Association of Extracellular Signal-Regulated Kinase Genes With Myopia: A Longitudinal Study of Chinese Children

Abstract

Objective: The present study was designed to investigate whether the extracellular signal-regulated kinase (ERK) signaling pathway, a downstream component of dopamine signaling, is involved in myopia among Chinese children.

Methods: During a 3.5-year follow-up, 488 primary school students were enrolled in this study. Non-cycloplegic spherical equivalent refraction (SE) and other ocular parameters were assessed. Four variants of four genes in the ERK signaling pathway were selected: RASGRF1 rs6495367, PTPN5 rs1550870, PTPRR rs11178469, and PDGFRA rs6554163. SNPscan was used to genotype single-nucleotide polymorphisms (SNPs). PLINK software was used to assess the associations of the genetic variants with the occurrence or development of myopia, SE, and other ocular parameters. We created a protein-protein interaction (PPI) network and microRNA (miRNA)-gene network using String and Cytoscape and conducted enrichment analyses on the genes in these networks.

Results: In total, 426 children (baseline age: 7.28 ± 0.26 years; 236 (55.4%) boys and 190 girls) wereenrolled. After adjusting for confounding factors with 10,000 permutations, children with the CT or TT genotype of PTPN5 rs1550870 were more susceptible to myopia than those with the CC genotype (adjusted p = 0.011). Additionally, PTPN5 rs1550870 was correlated with significant myopic shift and increasing axial length (AL) and lens thickness (LT) but had a negative effect on central corneal thickness (CCT). RASGRF1 rs6495367 was negatively associated with myopic shift (additive: adjusted p = 0.034; dominant: adjusted p = 0.020), myopic SE and AL. PDGFRA rs6554163 TA or AA was negatively associated with increasing LT (adjusted p = 0.033). Evaluation of the effects of SNP-SNP combinations on incident myopia revealed a statistically significant one-locus model: PTPN5 rs1550870 [cross-validation consistency (CVC) = 10/10, adjusted p = 0.0107]. The genes in the PPI and miRNA-gene interaction networks were subjected to enrichment analyses, which suggested that these genes are involved mainly in eye development and dopaminergic synapse-related processes.
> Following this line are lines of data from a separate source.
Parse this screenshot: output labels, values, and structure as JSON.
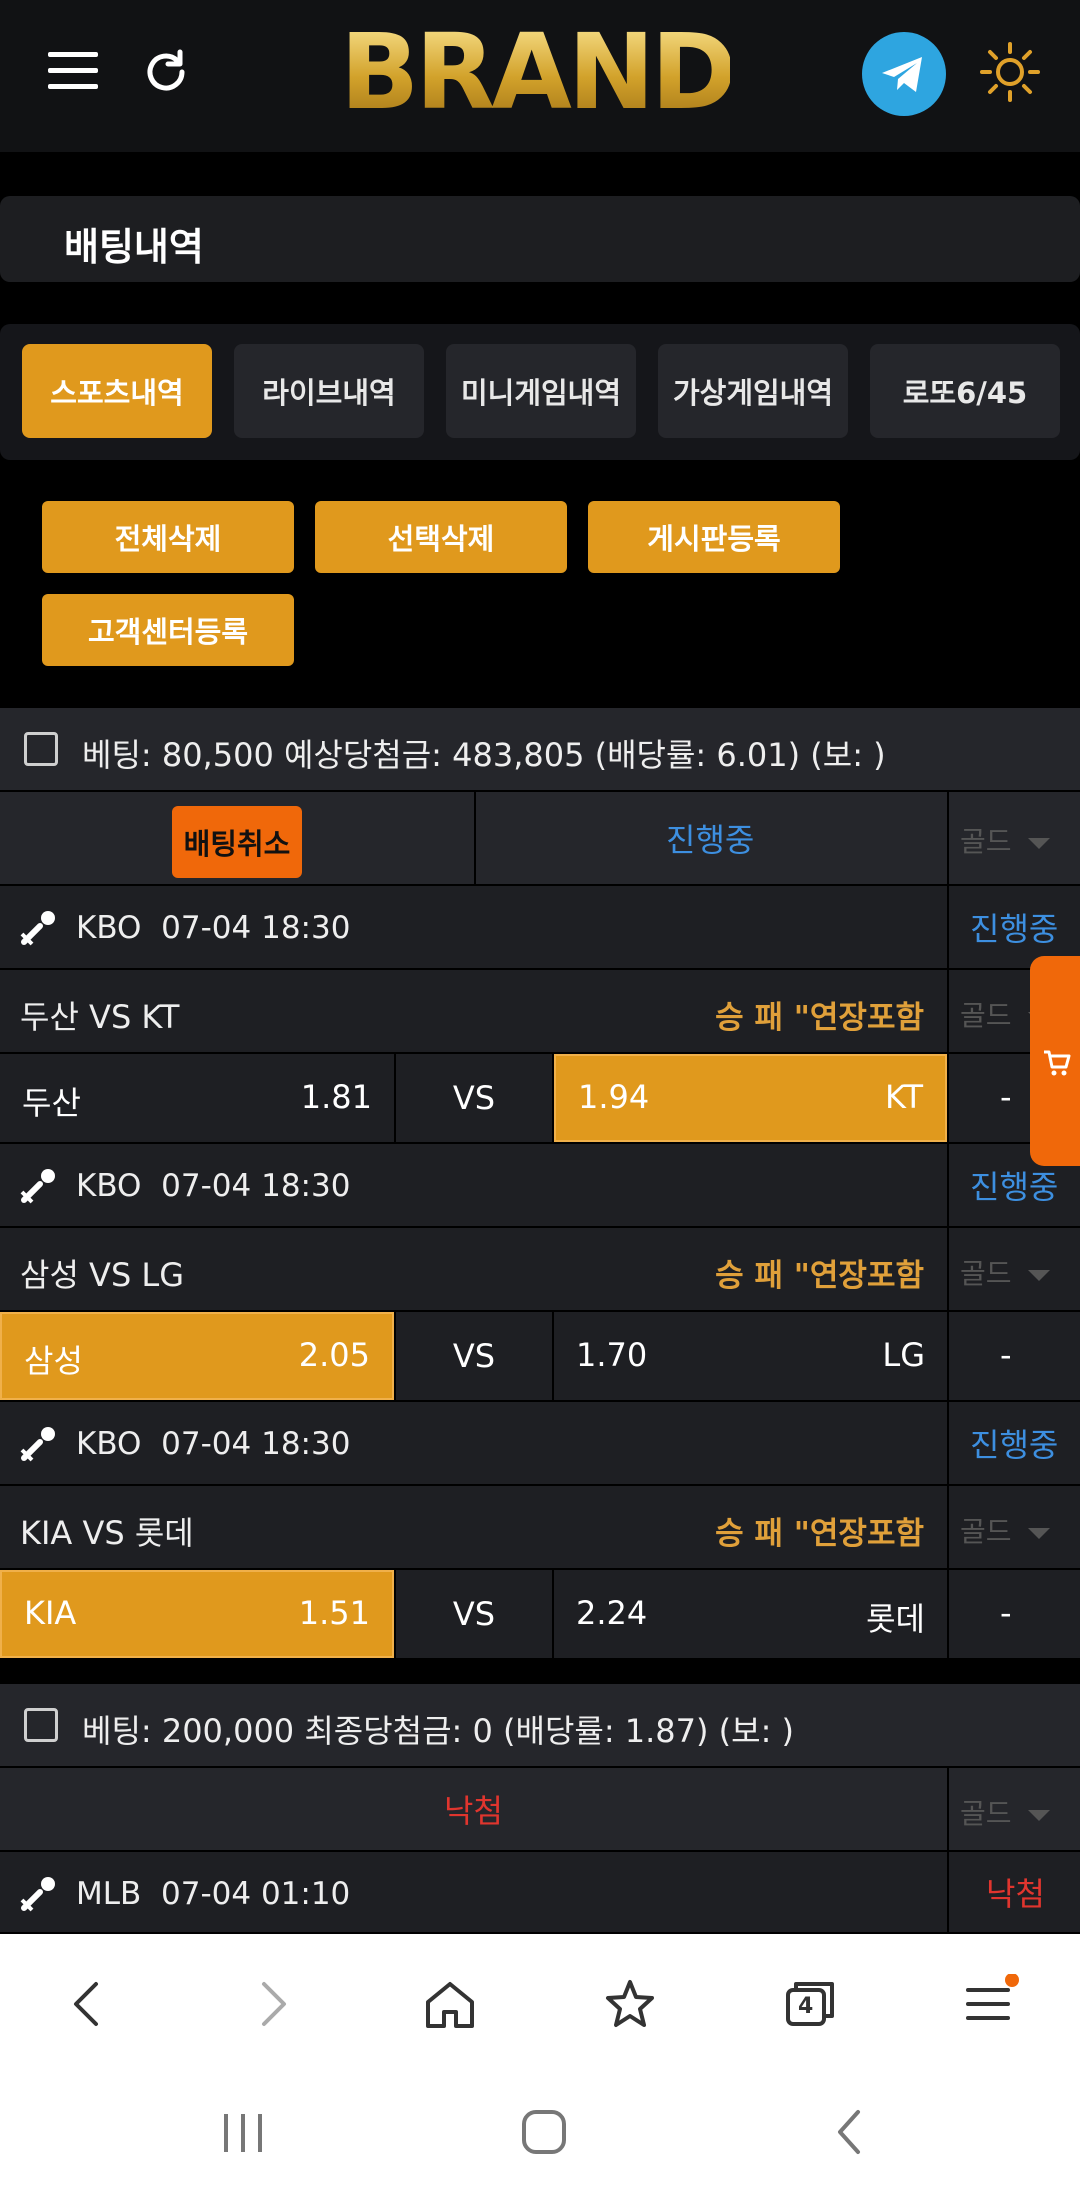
{
  "header": {
    "logo": "BRAND",
    "menu_icon": "hamburger-menu-icon",
    "refresh_icon": "refresh-icon",
    "telegram_icon": "telegram-icon",
    "theme_icon": "sun-icon",
    "accent": "#e0991d"
  },
  "page_title": "배팅내역",
  "tabs": [
    {
      "label": "스포츠내역",
      "active": true
    },
    {
      "label": "라이브내역",
      "active": false
    },
    {
      "label": "미니게임내역",
      "active": false
    },
    {
      "label": "가상게임내역",
      "active": false
    },
    {
      "label": "로또6/45",
      "active": false
    }
  ],
  "actions": {
    "delete_all": "전체삭제",
    "delete_selected": "선택삭제",
    "post_board": "게시판등록",
    "post_support": "고객센터등록"
  },
  "bet1": {
    "summary": "베팅: 80,500 예상당첨금: 483,805 (배당률: 6.01) (보: )",
    "cancel_label": "배팅취소",
    "status": "진행중",
    "gold": "골드",
    "games": [
      {
        "league": "KBO",
        "time": "07-04 18:30",
        "status": "진행중",
        "match": "두산 VS KT",
        "market": "승 패 \"연장포함",
        "gold": "골드",
        "home": "두산",
        "home_odds": "1.81",
        "vs": "VS",
        "away_odds": "1.94",
        "away": "KT",
        "selected": "away",
        "extra": "-"
      },
      {
        "league": "KBO",
        "time": "07-04 18:30",
        "status": "진행중",
        "match": "삼성 VS LG",
        "market": "승 패 \"연장포함",
        "gold": "골드",
        "home": "삼성",
        "home_odds": "2.05",
        "vs": "VS",
        "away_odds": "1.70",
        "away": "LG",
        "selected": "home",
        "extra": "-"
      },
      {
        "league": "KBO",
        "time": "07-04 18:30",
        "status": "진행중",
        "match": "KIA VS 롯데",
        "market": "승 패 \"연장포함",
        "gold": "골드",
        "home": "KIA",
        "home_odds": "1.51",
        "vs": "VS",
        "away_odds": "2.24",
        "away": "롯데",
        "selected": "home",
        "extra": "-"
      }
    ]
  },
  "bet2": {
    "summary": "베팅: 200,000 최종당첨금: 0 (배당률: 1.87) (보: )",
    "status": "낙첨",
    "gold": "골드",
    "game": {
      "league": "MLB",
      "time": "07-04 01:10",
      "status": "낙첨"
    }
  },
  "cart_icon": "cart-icon",
  "browser": {
    "tab_count": "4",
    "icons": [
      "back-icon",
      "forward-icon",
      "home-icon",
      "bookmark-star-icon",
      "tabs-icon",
      "browser-menu-icon"
    ]
  },
  "system_nav": [
    "recents-icon",
    "home-button-icon",
    "system-back-icon"
  ]
}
Conclusion: We identified genetic variants of crucial ERK signaling pathway genes that were significantly correlated with myopia and ocular parameter alterations in Chinese children. A combination of gene and miRNA functional analyses with enrichment analyses highlights the regulatory effects associated with ocular development and dopamine biological functions. This study offers novel clues to understand the role of dopamine in the molecular mechanisms of myopia.
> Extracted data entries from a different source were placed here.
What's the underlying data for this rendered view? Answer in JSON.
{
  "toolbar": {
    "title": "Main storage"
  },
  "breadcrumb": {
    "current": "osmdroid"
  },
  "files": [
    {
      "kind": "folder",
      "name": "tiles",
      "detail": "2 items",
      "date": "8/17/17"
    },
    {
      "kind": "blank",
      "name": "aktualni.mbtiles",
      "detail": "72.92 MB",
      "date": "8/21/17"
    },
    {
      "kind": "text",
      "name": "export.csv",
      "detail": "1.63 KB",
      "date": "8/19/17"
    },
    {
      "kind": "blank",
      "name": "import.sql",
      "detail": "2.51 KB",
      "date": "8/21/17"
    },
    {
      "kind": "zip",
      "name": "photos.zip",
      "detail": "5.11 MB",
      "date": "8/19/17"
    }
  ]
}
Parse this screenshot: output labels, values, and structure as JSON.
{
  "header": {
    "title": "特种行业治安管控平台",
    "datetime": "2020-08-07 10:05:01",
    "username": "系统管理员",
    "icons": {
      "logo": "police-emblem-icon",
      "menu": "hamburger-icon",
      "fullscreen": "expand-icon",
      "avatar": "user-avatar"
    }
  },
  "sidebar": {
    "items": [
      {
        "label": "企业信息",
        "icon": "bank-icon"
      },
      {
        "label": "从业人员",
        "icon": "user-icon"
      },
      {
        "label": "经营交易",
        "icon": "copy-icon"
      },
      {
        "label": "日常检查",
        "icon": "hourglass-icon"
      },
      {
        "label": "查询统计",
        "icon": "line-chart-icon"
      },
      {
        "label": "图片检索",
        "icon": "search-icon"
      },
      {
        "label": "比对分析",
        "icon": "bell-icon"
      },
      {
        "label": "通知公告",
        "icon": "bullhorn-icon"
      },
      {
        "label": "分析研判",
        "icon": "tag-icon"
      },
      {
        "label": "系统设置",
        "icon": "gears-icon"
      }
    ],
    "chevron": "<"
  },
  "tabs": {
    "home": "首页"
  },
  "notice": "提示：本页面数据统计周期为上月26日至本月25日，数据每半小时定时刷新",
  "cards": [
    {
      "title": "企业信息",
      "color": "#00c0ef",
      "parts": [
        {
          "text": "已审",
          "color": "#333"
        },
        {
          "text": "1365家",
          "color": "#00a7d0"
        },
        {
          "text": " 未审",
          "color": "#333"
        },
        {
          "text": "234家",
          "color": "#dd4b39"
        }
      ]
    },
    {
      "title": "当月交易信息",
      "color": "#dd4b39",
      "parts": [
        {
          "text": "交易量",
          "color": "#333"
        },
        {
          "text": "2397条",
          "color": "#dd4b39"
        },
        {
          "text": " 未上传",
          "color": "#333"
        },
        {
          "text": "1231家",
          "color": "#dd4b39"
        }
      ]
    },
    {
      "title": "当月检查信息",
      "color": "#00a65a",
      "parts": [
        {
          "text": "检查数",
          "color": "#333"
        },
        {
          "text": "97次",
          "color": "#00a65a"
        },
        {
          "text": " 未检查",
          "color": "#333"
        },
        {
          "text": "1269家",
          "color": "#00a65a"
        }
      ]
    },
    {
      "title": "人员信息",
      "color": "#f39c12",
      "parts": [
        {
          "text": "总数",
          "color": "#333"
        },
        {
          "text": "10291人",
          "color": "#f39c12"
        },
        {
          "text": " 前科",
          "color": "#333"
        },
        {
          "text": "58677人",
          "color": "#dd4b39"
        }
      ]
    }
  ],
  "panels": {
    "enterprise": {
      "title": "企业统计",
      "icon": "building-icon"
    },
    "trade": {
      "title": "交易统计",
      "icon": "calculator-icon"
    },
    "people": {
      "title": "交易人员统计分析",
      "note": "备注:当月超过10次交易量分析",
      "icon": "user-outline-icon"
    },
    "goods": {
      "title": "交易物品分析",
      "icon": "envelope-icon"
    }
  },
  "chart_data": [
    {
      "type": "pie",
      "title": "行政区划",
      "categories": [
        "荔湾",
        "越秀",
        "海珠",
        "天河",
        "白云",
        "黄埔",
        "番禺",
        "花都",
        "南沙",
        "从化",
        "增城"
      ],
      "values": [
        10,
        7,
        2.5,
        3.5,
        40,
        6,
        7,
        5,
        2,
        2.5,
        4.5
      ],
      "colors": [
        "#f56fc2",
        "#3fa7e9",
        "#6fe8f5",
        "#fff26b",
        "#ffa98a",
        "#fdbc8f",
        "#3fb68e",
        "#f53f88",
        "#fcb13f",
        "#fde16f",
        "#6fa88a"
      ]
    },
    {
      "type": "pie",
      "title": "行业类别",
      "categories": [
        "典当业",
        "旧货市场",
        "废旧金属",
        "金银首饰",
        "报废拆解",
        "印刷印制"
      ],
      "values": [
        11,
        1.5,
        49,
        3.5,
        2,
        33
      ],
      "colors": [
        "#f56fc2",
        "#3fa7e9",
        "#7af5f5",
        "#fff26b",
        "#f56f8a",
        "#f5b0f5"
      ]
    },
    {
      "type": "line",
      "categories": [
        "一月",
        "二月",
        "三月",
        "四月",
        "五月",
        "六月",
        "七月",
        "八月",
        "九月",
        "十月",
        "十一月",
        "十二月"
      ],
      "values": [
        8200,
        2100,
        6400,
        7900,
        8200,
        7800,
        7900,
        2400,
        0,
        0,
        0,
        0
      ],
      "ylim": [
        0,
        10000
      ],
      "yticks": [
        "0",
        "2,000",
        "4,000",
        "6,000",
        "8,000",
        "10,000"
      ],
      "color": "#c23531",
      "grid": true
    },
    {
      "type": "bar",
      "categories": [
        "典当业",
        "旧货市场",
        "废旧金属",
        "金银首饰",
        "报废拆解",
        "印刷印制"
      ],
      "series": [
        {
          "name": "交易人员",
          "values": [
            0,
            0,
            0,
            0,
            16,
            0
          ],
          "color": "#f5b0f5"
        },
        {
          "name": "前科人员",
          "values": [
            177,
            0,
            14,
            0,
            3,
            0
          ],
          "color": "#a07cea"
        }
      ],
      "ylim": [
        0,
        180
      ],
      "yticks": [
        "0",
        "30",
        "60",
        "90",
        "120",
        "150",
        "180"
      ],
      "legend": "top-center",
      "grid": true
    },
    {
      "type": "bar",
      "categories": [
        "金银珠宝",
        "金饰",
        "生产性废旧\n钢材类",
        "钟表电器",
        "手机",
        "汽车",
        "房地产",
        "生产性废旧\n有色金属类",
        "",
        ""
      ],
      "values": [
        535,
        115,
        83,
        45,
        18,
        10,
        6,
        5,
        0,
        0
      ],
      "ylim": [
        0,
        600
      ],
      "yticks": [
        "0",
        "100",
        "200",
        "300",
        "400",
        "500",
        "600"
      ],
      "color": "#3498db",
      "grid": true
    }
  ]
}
Keywords: association analysis; biological networks; ocular parameters; schoolchildren myopia; single nucleotide polymorphism.

FIGURE 1

The three best models for predicting incident myopia given by GMDR analysis. (A) One-locus model of PTPN5 rs1550870. (B) Two-loci model of PTPN5 rs1550870-PTPRR rs11178469. (C) Three-loci model of RASGRF1 rs6459367-PTPRR rs11178469-PDGFRA rs6554163. A grid represents the specific combinations of SNP-SNP interactions. High-risk genotypes are shown in dark gray, while low-risk genotypes are shown in light gray. All the bars on the left of each grid represent children who were not myopic at baseline but developed myopia in the follow-up period, while the bars on the right represent children who did not develop myopia during the complete follow-up period.

FIGURE 2

The three best models for predicting significant myopic shift given by GMDR analysis. (A) One-locus model of RASGRF1 rs6495367. (B) Two-loci model of PTPRR rs11178469-PDGFRA rs6554163. (C) Three-loci model of RASGRF1 rs6459367-PTPN5 rs1550870-PTPRR rs11178469. A grid represents the specific combinations of SNP-SNP interactions. High-risk genotypes are shown in dark gray, while low-risk genotypes are shown in light gray. All the bars on the left of each grid represent cases, while the bars on the right represent controls.

FIGURE 3

The protein-protein interaction network. The genes with red squares (including PTPN5, RASGRF1, and PDGFRA) were input into String.

FIGURE 4

Venn diagrams of target miRNAs in different databases including miRWalk, miRDB, and mirDIP. (A) The miRNA distribution of PDGFRA in each database. (B) The miRNA distribution of PTPN5 in each database. (C) The miRNA distribution of RASGRF1 in each database.

FIGURE 5

The miRNA-gene regulatory network. The yellow nodes represent 28 miRNAs, and the blue nodes represent the 51 genes that have direct or indirect interactions with PDGFRA, RASGRF1, and PTPN5. The edges represent the interaction relationships between miRNAs and genes.